Unfortunately, this is not directly comparable. I don't believe you can expect participants of a structured program to sponsor another individual if that relationship has not developed organically over time. Trust and intrinsic belief in the value and the capabilities of the protégé are of the essence for the sponsor to seize the right opportunity and put their own reputation on the line when recommending a candidate.
As we highlighted earlier, male leaders are not often developing these strong, trust based relationships with female key talent. If we cannot structurally appoint them to sponsor women within their organisations, we can influence the way they develop these relationships organically and their understanding of the crucial need for them to do so in the context of gender diversity objectives.
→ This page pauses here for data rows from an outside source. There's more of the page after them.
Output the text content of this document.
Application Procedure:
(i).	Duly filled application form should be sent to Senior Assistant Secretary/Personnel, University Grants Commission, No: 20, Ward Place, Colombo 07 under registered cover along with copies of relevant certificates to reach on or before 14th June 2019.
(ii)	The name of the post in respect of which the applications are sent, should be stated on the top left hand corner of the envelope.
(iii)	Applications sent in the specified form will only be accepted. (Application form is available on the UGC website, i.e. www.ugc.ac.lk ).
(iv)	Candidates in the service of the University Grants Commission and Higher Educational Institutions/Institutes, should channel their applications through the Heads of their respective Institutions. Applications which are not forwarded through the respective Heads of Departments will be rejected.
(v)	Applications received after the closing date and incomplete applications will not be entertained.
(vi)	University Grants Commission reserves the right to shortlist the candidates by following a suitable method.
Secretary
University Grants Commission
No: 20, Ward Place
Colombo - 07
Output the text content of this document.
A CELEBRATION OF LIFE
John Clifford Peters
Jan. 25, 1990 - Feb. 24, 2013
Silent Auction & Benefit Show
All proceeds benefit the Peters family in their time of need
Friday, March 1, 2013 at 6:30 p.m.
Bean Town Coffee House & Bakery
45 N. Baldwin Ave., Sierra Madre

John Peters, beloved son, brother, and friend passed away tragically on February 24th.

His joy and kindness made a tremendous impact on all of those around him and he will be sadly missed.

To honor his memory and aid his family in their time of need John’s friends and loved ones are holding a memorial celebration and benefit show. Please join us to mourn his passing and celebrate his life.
We can expect them to mentor women as part of a structured program which also helps them to understand the different approaches women tend to have toward self-promotion, networking and sponsorship. In the dialogue with an appointed mentee, particularly when this dialogue is open, honest and free of the constraints of political correctness, they learn to see things from their mentees' perspective. Both mentees and mentors confront their beliefs and expectations of the right approach to sponsorship and the leadership promotion pathways.
Through a formal mentoring process, female mentees are supported to reflect on how they can develop the key relationships which will become crucial sponsors for their career, and male mentors discover how important it is for them to proactively seek out these conversations with women within their organisations.
From this perspective, I would say that formal mentoring programs are a fantastic tool to enhance the active sponsorship of women throughout the industry. We absolutely need to be more vocal and explicit on the need for senior male executives to sponsor women: mentoring programs help them understand why and how.
The value of diversity is in the dialogue, the exchange and the dynamic that a group of diverse people achieve together. Contrary to what we may have thought in the past, the value of diversity does not come from the addition of different skills brought by different gender, cultural or ethnic groups. There are actually very little differences between the skills that women and men bring to the corporate world and stereotyping those is not helpful. Research demonstrates that the value of a diverse executive team is its ability to take into account a variety of different perspectives and challenge each other to achieve better business outcomes.
With this concept in mind, it becomes obvious that to truly harness the value of diversity, executives need to enhance their inclusive skills. Unconscious cognition and its natural biases can impede the dynamic of inclusivity and this is not a gender trait. Both men and women can develop their acumen of what truly drives their own instinctive decision making process for better business outcomes.
A mentoring conversation is the most powerful way to enhance our respective understanding of the value of the different perspectives men and women bring to the leadership table. It helps develop inclusive skills which draw on our capability to listen and confront our own beliefs.